Research has shown a case for closing down Vim for a while

How a research paper has made me reconsider my use of Vim

I am currently reading 59 Seconds by Richard Wiseman. I wasn't sure about it at first but the more I read the more it is growing on me.

A chapter I read recently talks about the work of two psychologists named Ap Dijksterhuis and Teun Meurs. They worked on some experiments around creativity and the unconscious and published it in 2006 in a paper called "Where Creativity Resides: The Generative Power of the Unconscious Thought"

I am going to paraphrase from a book that was paraphrasing from the paper, so forgive me if I don't cover all the details but one of the experiences involved asking two sets of people to come up with creative names for new types of pasta, examples were given that all ended in the letter 'i'.

One group was tasked with immediately getting to work whilst the other group was given another task first, a task that took up all their concentration (it was following a dot move around a computer screen and monitor when it changed colour).

The group that got to work immediately showed a far higher instance of coming up with more names that ended in 'i' than the group that had a break from actively thinking about the problem.

The conclusion that was drawn was that when your conscious is focused on a task it gives you unconscious time to process and think about other problems in a creative way.

To quote from 59 Seconds;

The results were remarkable.

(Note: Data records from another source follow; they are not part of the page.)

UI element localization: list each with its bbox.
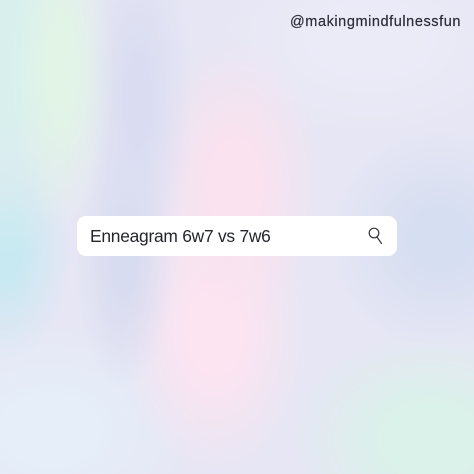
- social handle: @makingmindfulnessfun: [290, 14, 461, 30]
- search query text: Enneagram 6w7 vs 7w6: [90, 226, 271, 246]
- icon: magnifying glass: [368, 228, 382, 244]
- search bar: [77, 216, 397, 256]
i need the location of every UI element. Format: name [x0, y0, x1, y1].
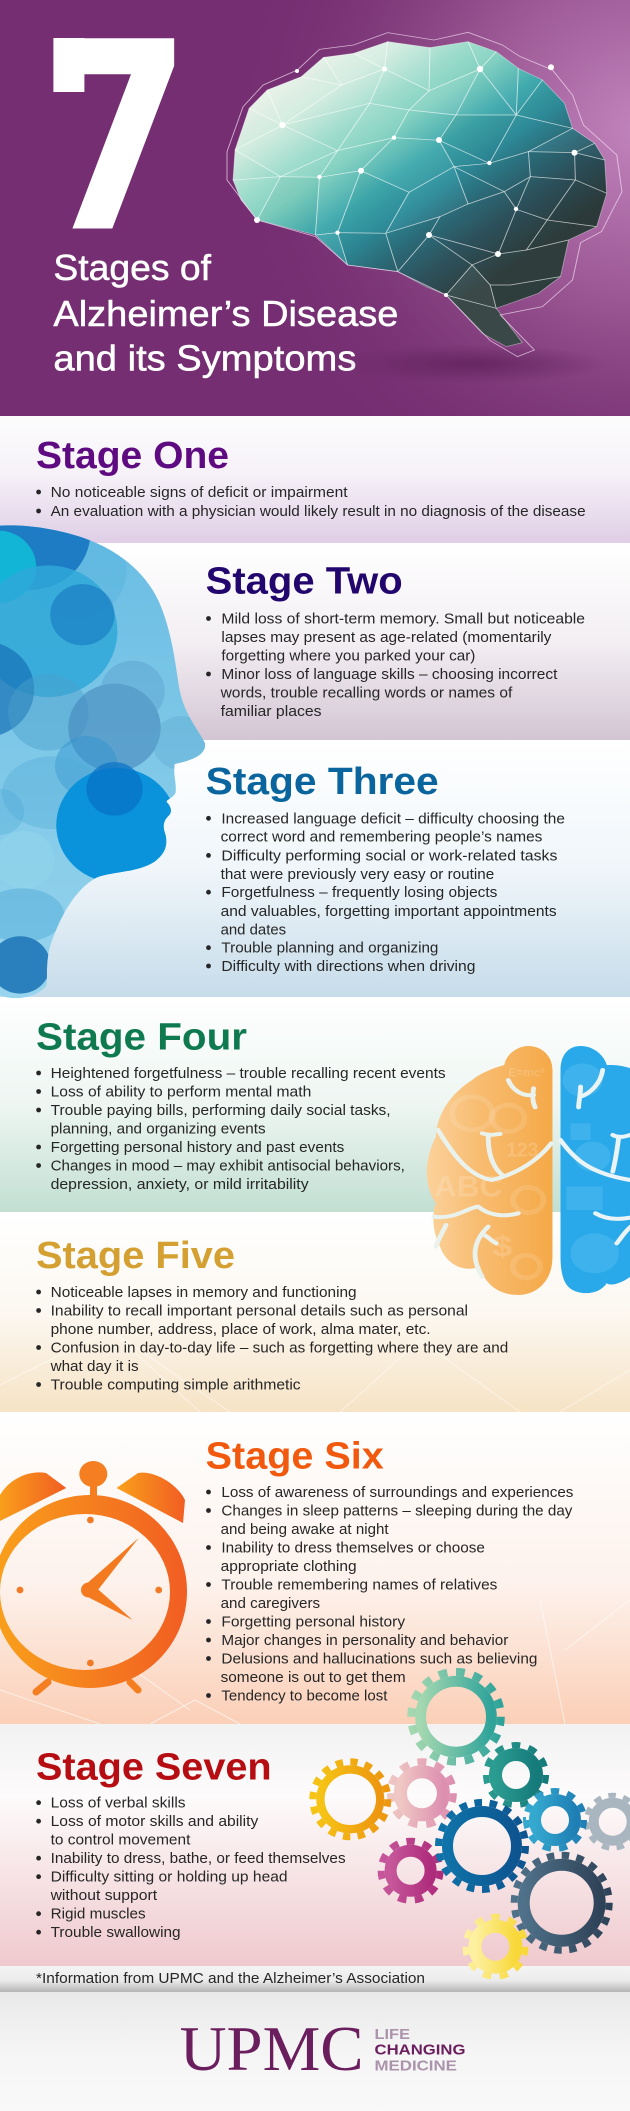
bullet list: stage three: that were previously very easy or routine	[221, 866, 494, 883]
brain shadow	[339, 344, 609, 384]
logo tagline: MEDICINE	[374, 2058, 457, 2074]
icon: head silhouette with circles	[0, 525, 206, 998]
bullet list: stage two: lapses may present as age-related (momentarily	[221, 629, 552, 646]
gear: yellow	[465, 1917, 525, 1977]
bullet list: stage two: words, trouble recalling words or names of	[220, 684, 513, 701]
bullet list: stage six	[206, 1484, 573, 1704]
bullet list: stage one: An evaluation with a physician would likely result in no diagnosis of the disease	[51, 503, 586, 520]
bullet list: stage five: Inability to recall important personal details such as personal	[51, 1302, 468, 1320]
icon: gears	[313, 1672, 630, 1977]
bullet list: stage four: planning, and organizing events	[51, 1120, 266, 1138]
bullet list: stage four	[36, 1065, 446, 1193]
icon: alarm clock	[0, 1461, 187, 1692]
bullet list: stage five: Trouble computing simple arithmetic	[51, 1376, 301, 1394]
gear: gray	[586, 1795, 630, 1848]
bullet list: stage three: Difficulty performing social or work-related tasks	[221, 847, 557, 864]
bullet list: stage six: Delusions and hallucinations such as believing	[221, 1650, 537, 1668]
bullet list: stage four: depression, anxiety, or mild irritability	[51, 1176, 309, 1193]
header panel	[0, 0, 630, 416]
bullet list: stage six: appropriate clothing	[221, 1558, 357, 1575]
bullet list: stage five: Confusion in day-to-day life – such as forgetting where they are and	[51, 1340, 508, 1356]
panel: stage five	[0, 1212, 630, 1412]
bullet list: stage six: and being awake at night	[221, 1521, 389, 1538]
bullet list: stage three: Trouble planning and organizing	[221, 940, 438, 957]
bullet list: stage two: forgetting where you parked your car)	[221, 648, 475, 665]
faint symbols	[434, 1066, 545, 1264]
bullet list: stage six: Forgetting personal history	[221, 1614, 406, 1630]
panel: stage two	[0, 543, 630, 740]
bells	[0, 1472, 185, 1523]
knob	[79, 1461, 107, 1497]
gear: orange-yellow	[313, 1762, 388, 1837]
title	[53, 247, 398, 379]
heading: stage four: Stage Four	[36, 1016, 247, 1058]
bullet list: stage six: someone is out to get them	[221, 1669, 406, 1686]
bullet list: stage five: Noticeable lapses in memory and functioning	[51, 1284, 357, 1301]
hour dots	[17, 1517, 162, 1666]
bullet list: stage six: Major changes in personality and behavior	[221, 1632, 508, 1649]
gear: green	[411, 1672, 501, 1761]
bullet list: stage seven: without support	[50, 1887, 158, 1904]
bullet list: stage two: Mild loss of short-term memory. Small but noticeable	[221, 610, 585, 628]
bullet list: stage six: Changes in sleep patterns – sleeping during the day	[221, 1502, 573, 1520]
footnote band	[0, 1966, 630, 1992]
faint symbols: E=mc²	[508, 1066, 545, 1079]
title: Alzheimer’s Disease	[53, 293, 398, 334]
bullet list: stage six: Loss of awareness of surroundings and experiences	[221, 1484, 573, 1501]
bullet list: stage seven: Difficulty sitting or holding up head	[51, 1869, 288, 1886]
brain network nodes	[254, 64, 578, 297]
logo tagline: CHANGING	[374, 2042, 466, 2058]
bullet list: stage six: Tendency to become lost	[221, 1688, 388, 1704]
heading: stage two: Stage Two	[206, 561, 403, 603]
faint symbols: 123	[506, 1139, 538, 1161]
bullet list: stage four: Loss of ability to perform mental math	[51, 1084, 311, 1100]
heading: stage three: Stage Three	[206, 761, 439, 803]
bullet list: stage six: and caregivers	[221, 1595, 320, 1612]
bullet list: stage seven: Loss of verbal skills	[51, 1795, 186, 1812]
bullet list: stage three	[206, 810, 565, 975]
clock hands	[81, 1538, 139, 1620]
bullet list: stage four: Trouble paying bills, performing daily social tasks,	[51, 1102, 391, 1119]
gear: magenta	[381, 1841, 440, 1900]
panel: stage four	[0, 997, 630, 1212]
panel: stage one	[0, 416, 630, 543]
bullet list: stage six: Inability to dress themselves or choose	[221, 1540, 485, 1556]
gear: pink	[390, 1762, 453, 1825]
footnote text: *Information from UPMC and the Alzheimer’s Association	[36, 1970, 425, 1987]
bullet list: stage seven: Rigid muscles	[51, 1906, 146, 1923]
title: Stages of	[53, 247, 212, 288]
faint symbols: ABC	[434, 1170, 502, 1204]
panel: stage seven	[0, 1724, 630, 1966]
icon: low-poly brain	[227, 32, 622, 357]
faint symbols: $	[492, 1230, 512, 1264]
bullet list: stage one: No noticeable signs of deficit or impairment	[51, 484, 348, 501]
bullet list: stage seven: to control movement	[51, 1832, 191, 1849]
bullet list: stage seven: Inability to dress, bathe, or feed themselves	[51, 1850, 346, 1867]
bullet list: stage five: what day it is	[50, 1358, 139, 1375]
icon: left-right brain	[427, 1046, 630, 1295]
gear: light blue	[526, 1791, 584, 1849]
gear: navy	[438, 1802, 526, 1890]
bullet list: stage seven: Loss of motor skills and ability	[51, 1813, 259, 1830]
bullet list: stage four: Forgetting personal history and past events	[51, 1139, 344, 1156]
bullet list: stage five	[36, 1284, 508, 1394]
bullet list: stage four: Heightened forgetfulness – trouble recalling recent events	[51, 1065, 446, 1082]
bullet list: stage seven	[36, 1795, 346, 1941]
bullet list: stage two: familiar places	[221, 703, 322, 720]
heading: stage seven: Stage Seven	[36, 1746, 272, 1788]
footer panel with logo	[0, 1992, 630, 2111]
title: and its Symptoms	[53, 338, 356, 379]
right hemisphere	[561, 1046, 630, 1293]
panel: stage three	[0, 740, 630, 997]
bullet list: stage one	[36, 484, 586, 520]
feet	[36, 1682, 138, 1692]
bullet list: stage three: correct word and remembering people’s names	[221, 829, 542, 846]
bullet list: stage three: and dates	[221, 921, 286, 938]
panel: stage six	[0, 1412, 630, 1724]
heading: stage one: Stage One	[36, 435, 229, 477]
gear: slate	[514, 1855, 609, 1950]
bullet list: stage three: and valuables, forgetting important appointments	[221, 903, 557, 920]
logo tagline: LIFE	[374, 2026, 410, 2043]
gear: teal	[486, 1745, 546, 1805]
bullet list: stage three: Increased language deficit – difficulty choosing the	[221, 810, 565, 827]
bullet list: stage three: Difficulty with directions when driving	[221, 958, 475, 975]
logo: UPMC: UPMC	[180, 2014, 364, 2084]
bullet list: stage six: Trouble remembering names of relatives	[221, 1576, 497, 1594]
bullet list: stage two: Minor loss of language skills – choosing incorrect	[221, 666, 558, 683]
clock ring	[0, 1495, 187, 1688]
heading: stage six: Stage Six	[206, 1435, 384, 1477]
bullet list: stage five: phone number, address, place of work, alma mater, etc.	[51, 1321, 431, 1338]
bullet list: stage three: Forgetfulness – frequently losing objects	[221, 884, 497, 901]
bullet list: stage four: Changes in mood – may exhibit antisocial behaviors,	[51, 1158, 405, 1174]
bullet list: stage seven: Trouble swallowing	[51, 1924, 181, 1941]
logo tagline	[374, 2026, 466, 2074]
left hemisphere	[427, 1046, 552, 1295]
bullet list: stage two	[206, 610, 585, 720]
heading: stage five: Stage Five	[36, 1235, 235, 1277]
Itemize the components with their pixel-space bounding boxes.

The volunteers who had been consciously thinking about the task produced more pasta names ending in 'i' that those who had been busy chasing a dot around a computer screen. In contrast, when the more unusual pasta names were examined, the dot-chasing volunteers produced almost twice as many suggestions as those in the other groups.

Now, how does this relate to programming? Well my take away was if I am addressed with a problem and jump straight into it, I am likely to solve it the way I have always solved it, or with some variation of something I have done before, but perhaps if I focus my mind on another task first I might be able to unlock the power of the unconscious to come up with a more novel or interesting solution to the problem.